Accumulating evidence indicates that the deregulations of the SOD2 expression and the intracellular redox state play important roles in the progression of TSCC. Our previous Gene Ontology-based analysis suggested that redox related biological activities, such as superoxide release (GO:0042554), hydrogen peroxide metabolism (GO:0042743), and response to hydrogen peroxide (GO:0042542), are significantly altered in TSCC [8]. However, the precise roles of SOD2 and redox state in malignancies are not fully explored. In theory, reducing the oxidative stress may prevent DNA degeneration and therefore prevent the development of cancer. However, doing so may also offer increased growth potential to tumor cells and protect them from an excess of reactive oxygen species (ROS), which would otherwise lead to apoptosis or necrosis. SOD2 is mainly present in the mitochondrial matrix, where most oxygen is consumed and oxidative stress is most evident. The role of SOD2 in carcinogenesis has been widely studied but remains ambiguous. While some in vitro studies have reported a protective role of SOD2 against tumor progression in several type of cancer cell lines [2126], in vivo studies suggest more complicated roles of SOD2 in tumorigenesis. Increased SOD2 levels have been observed in gastric, brain astrocytic, and colorectal carcinomas, and is often associated with metastasis and poor prognosis [2735]. The status of SOD2 levels in breast cancer is not clear, with some studies showing increased SOD2 [36], while others showing a decrease in SOD2 [37]. There seems to be a reduction in SOD2 levels also in prostatic carcinomas when compared to healthy tissue [38, 39]. It has been suggested that SOD2 may influence the metastatic potential of tumor cells via regulating the expression of MMP gene family members (including MMP-1 and MMP-9) [57]. Interestingly, a single nucleotide polymorphism (SNP) that creates an Ets site at the promoter region of the MMP-1 gene has been shown to be responsible for the SOD2 dependent MMP-1 expression [6]. This SNP has been extensively investigated and has been shown in several populations to be associated with OSCC susceptibility and aggressiveness [4043]. Studies also showed that hydrogen peroxide generated by SOD2 can activate MAPK and transcriptional factors such as c-fos, c-jun and NFκB [4, 44, 45]. Further studies are needed to fully explore the functional roles of these molecular regulators in the metastasis of TSCC.

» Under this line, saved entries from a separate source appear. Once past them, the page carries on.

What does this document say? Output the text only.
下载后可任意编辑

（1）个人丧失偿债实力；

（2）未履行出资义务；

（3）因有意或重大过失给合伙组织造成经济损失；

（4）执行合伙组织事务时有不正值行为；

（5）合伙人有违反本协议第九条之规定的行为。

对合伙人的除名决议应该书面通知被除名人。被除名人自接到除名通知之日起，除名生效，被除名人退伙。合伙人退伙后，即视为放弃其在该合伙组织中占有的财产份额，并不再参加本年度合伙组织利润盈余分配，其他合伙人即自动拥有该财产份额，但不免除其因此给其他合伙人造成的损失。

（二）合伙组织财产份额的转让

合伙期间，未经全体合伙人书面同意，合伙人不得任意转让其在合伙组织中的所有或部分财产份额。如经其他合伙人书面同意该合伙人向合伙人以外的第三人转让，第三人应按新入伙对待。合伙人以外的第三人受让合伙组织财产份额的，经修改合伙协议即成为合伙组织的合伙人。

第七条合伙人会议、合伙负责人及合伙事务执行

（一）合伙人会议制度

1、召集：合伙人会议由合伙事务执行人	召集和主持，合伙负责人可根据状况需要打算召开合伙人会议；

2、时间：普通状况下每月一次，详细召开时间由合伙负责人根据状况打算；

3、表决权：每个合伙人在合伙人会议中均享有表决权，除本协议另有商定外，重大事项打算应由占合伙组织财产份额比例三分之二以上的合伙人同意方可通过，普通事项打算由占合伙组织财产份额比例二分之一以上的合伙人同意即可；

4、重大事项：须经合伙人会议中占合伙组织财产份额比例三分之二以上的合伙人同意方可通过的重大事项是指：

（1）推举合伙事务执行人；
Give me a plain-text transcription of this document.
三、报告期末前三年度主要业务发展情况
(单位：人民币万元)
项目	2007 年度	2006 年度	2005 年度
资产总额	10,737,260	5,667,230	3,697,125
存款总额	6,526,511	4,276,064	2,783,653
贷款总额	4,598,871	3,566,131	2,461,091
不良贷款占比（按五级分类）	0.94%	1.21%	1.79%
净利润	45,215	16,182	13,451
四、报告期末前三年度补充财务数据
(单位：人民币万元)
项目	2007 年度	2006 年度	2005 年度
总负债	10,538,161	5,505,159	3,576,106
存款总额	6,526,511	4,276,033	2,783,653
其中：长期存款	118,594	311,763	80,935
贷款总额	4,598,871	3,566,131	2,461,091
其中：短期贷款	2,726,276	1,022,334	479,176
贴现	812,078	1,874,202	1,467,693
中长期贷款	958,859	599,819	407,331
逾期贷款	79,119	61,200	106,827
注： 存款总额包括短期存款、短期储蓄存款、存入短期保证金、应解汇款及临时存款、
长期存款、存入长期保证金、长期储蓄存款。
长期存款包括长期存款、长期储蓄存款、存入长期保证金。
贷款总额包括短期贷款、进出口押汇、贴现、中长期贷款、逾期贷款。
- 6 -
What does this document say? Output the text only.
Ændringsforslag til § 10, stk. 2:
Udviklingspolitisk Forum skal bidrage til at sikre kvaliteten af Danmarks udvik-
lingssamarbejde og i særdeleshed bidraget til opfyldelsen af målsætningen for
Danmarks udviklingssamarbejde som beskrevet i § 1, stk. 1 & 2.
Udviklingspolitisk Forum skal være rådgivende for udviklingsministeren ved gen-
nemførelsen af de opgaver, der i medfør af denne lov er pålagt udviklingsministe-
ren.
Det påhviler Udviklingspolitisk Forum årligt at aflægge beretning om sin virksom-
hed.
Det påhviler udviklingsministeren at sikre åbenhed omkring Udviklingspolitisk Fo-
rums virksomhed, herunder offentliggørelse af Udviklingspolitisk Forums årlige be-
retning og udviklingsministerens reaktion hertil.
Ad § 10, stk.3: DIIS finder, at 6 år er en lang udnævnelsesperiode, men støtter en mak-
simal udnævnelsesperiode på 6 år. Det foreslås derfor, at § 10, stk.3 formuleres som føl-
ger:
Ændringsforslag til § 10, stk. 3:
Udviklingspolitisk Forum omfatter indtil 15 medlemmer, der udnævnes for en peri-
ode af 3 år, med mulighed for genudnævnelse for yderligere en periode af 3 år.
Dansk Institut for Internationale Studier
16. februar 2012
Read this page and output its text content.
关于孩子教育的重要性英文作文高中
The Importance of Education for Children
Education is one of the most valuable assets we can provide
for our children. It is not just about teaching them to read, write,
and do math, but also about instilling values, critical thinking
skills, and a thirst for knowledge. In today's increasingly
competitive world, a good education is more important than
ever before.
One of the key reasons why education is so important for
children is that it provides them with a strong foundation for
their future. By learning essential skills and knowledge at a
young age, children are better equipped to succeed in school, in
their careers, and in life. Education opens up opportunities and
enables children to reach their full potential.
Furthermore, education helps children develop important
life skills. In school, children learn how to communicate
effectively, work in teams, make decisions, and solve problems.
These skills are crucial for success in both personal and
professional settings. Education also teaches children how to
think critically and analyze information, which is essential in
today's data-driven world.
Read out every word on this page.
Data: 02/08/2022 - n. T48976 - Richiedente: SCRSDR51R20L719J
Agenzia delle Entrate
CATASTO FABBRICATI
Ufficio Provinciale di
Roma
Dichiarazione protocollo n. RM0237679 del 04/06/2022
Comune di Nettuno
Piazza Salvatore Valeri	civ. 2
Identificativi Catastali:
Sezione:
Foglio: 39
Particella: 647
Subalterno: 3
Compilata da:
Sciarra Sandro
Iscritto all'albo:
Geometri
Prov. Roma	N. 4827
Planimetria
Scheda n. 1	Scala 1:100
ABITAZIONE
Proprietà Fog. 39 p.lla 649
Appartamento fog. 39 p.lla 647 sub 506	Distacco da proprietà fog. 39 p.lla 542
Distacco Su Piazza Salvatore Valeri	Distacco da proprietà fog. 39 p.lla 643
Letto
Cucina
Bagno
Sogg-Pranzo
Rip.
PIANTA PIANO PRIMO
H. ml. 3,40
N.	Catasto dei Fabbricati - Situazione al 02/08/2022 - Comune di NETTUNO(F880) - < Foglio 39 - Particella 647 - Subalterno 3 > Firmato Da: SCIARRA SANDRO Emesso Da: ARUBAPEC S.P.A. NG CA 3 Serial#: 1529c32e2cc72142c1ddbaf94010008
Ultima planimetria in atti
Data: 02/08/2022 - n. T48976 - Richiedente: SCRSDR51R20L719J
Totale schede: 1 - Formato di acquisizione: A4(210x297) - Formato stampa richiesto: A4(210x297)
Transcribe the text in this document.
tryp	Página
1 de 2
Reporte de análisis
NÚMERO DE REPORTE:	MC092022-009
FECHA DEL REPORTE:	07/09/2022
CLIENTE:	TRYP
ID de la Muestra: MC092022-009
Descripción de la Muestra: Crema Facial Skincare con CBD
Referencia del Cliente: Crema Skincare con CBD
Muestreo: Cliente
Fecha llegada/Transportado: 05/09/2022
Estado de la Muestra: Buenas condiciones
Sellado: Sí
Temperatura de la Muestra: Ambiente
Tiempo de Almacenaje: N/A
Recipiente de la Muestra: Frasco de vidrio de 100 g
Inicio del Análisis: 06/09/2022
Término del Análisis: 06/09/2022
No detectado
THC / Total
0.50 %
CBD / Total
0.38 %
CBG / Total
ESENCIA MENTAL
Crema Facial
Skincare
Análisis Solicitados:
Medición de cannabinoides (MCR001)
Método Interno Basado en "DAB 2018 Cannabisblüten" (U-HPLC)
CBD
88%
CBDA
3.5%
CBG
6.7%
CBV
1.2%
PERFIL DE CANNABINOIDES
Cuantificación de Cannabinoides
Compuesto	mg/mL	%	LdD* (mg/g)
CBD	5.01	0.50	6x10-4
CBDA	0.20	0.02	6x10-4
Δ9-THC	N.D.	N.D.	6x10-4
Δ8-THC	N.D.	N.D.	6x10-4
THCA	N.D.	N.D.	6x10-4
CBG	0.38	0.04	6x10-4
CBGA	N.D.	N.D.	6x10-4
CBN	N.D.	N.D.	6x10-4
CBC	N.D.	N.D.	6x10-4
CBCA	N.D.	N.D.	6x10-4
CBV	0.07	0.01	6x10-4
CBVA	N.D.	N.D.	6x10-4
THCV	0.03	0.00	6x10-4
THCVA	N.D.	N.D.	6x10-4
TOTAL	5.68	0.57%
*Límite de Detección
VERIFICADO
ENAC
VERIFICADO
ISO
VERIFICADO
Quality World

In summary, our study confirmed that the SOD2 level is increased in TSCC when compared to normal tissue. The SOD2 level is further enhanced in metastatic disease when compared with primary tumors. In primary TSCC, reduced SOD2 expression is associated with presence of lymph node metastasis. Taken together, our findings suggested that SOD2 may be useful as a biomarker for the molecular classification of TSCC. Nevertheless, further validation studies with larger, independent sample sets and additional stratification to control potential confounding factors are needed to validate our findings.